La logique poursuivie à Grenoble traduit au niveau local un mouvement plus ample de dé-corrélation entre la citoyenneté et la nationalité (voir sur ce point A.-S. Michon-Traversac, La citoyenneté en droit public français, LGDJ, 2009, qui prend pour exemple la citoyenneté de l’Union européenne et en Nouvelle-Calédonie). Si, selon l’article 3 de la Constitution, sont électeurs les « nationaux français majeurs », cette disposition ne concerne que les élections des représentants.
Pour ce qui est de la participation à la décision locale, il faut se reporter à l’article 72 du texte constitutionnel qui dispose que les collectivités territoriales s’administrent « par des conseils élus » et « dans les conditions prévues par la loi ».

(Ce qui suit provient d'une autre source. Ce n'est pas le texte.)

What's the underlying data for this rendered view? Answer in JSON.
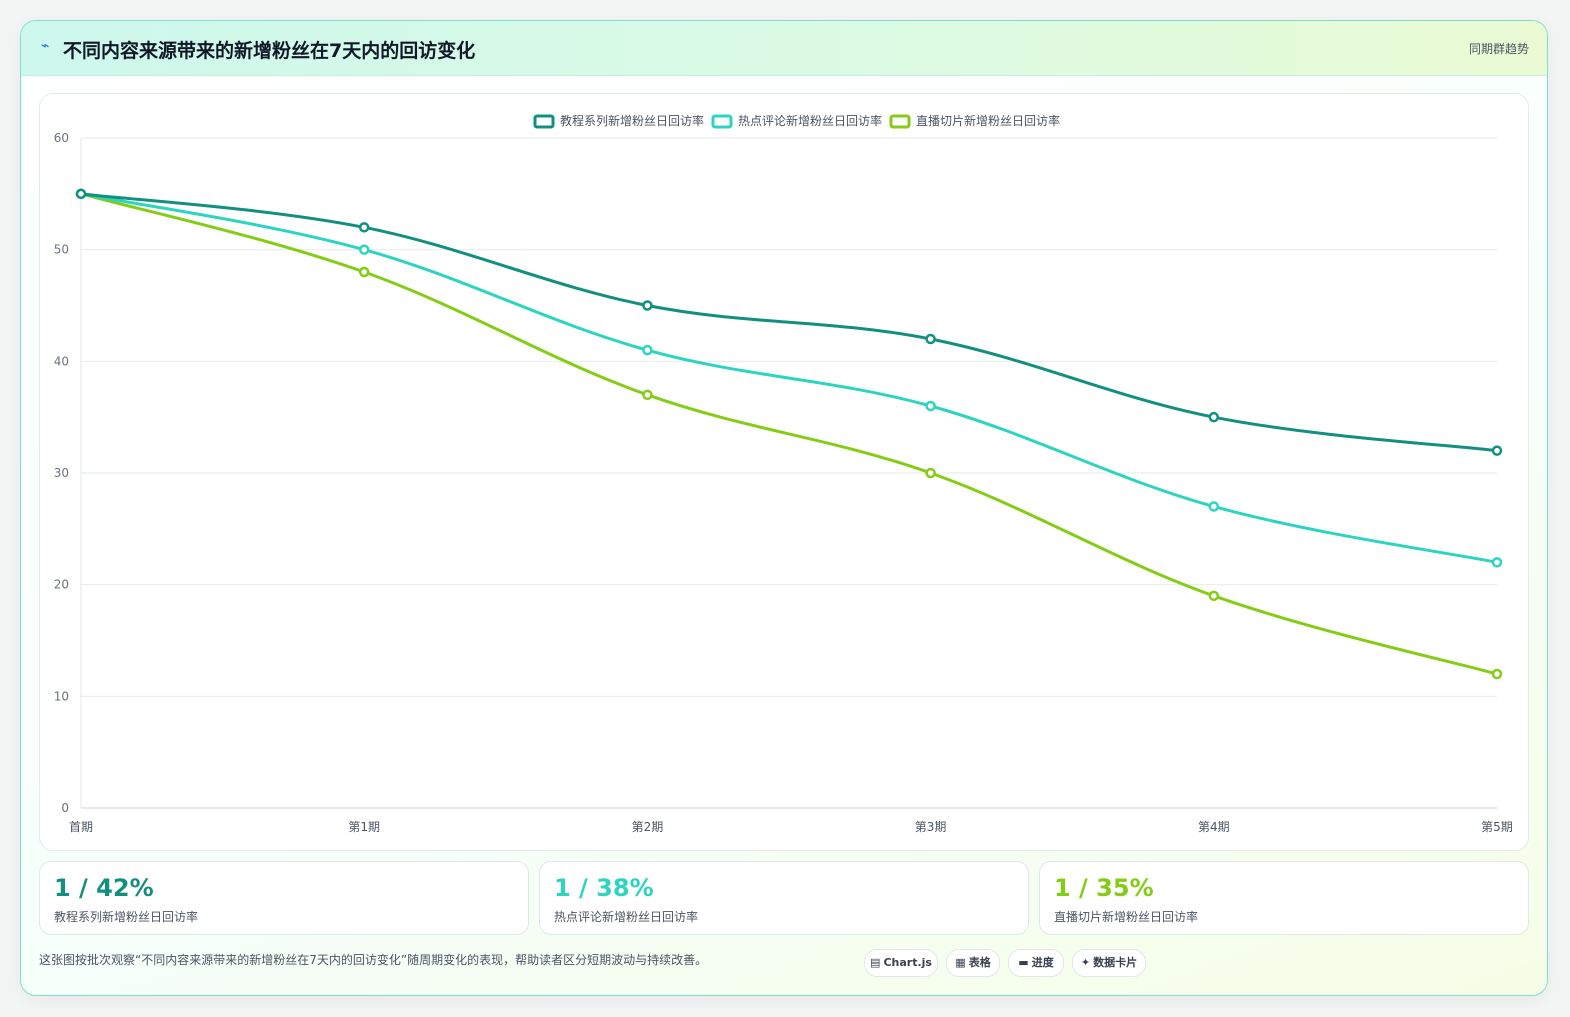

Rien n’empêche donc que la loi fixe des conditions plus « ouvertes » d’exercice du pouvoir au niveau local : il s’agit d’un choix politique. La conception de la citoyenneté n’est donc pas figée. Néanmoins, si l’on s’en tient à la définition stricte de la citoyenneté, qui est la détention des droits de vote et d’éligibilité dans le cadre d’une communauté politique (A.-S. Michon-Traversac, précitée), le fait de faire partie de ces CCI ne revient pas à devenir « citoyen », puisque le pouvoir des CCI ne peut être que limité.
Un obstacle qui se dessine : le pouvoir de décision des CCI
Si la conception de la citoyenneté est susceptible d’évolutions, son exercice au niveau local est d’ores-et-déjà très encadré par la loi. Ainsi, l’article 72 précité, qui laisse à penser qu’une vision souple de l’exercice du pouvoir au niveau local est possible, est en même temps le fondement juridique de lois qui sont venues poser une vision très restrictive de cet exercice. Malheureusement, toutes les initiatives de collectivités territoriales qui tendent à donner du pouvoir à leurs habitants au-delà de ce que permet la loi sont automatiquement censurées par le juge (l’arrêt souvent cité en référence pour le droit public est Conseil d’État, 7 avril 1905, Commune d’Aigre. Pour des exemples plus récents, voir Cour administrative d’appel de Paris, 7 octobre 2003, n°02PA03779, Commune de Stains, ou encore Cour administrative d’appel de Lyon, 24 avril 2012, n°12LY00203, Préfet de la région Rhône-Alpes).
Il en découle une réelle interrogation sur le pouvoir de décision dont peuvent être dotés les CCI. En effet, la loi ne prévoit aucun organisme qui peut exercer le pouvoir avec les communes. La commune ne peut, en aucun cas, s’obliger à suivre leurs avis. Si elle les suit, cela ne peut être fondé que sur des motifs politiques. Formellement, les décisions qui concernent la commune sont, bien sûr, toujours prises par le conseil municipal ou par le maire. Cela explique aussi pourquoi les CCI sont reconnus à travers une « Charte », texte qui n’a pas de valeur juridique. Le pouvoir dont disposeront les CCI dépendra donc – cela ne peut juridiquement en être autrement – de la bonne volonté de l’équipe municipale.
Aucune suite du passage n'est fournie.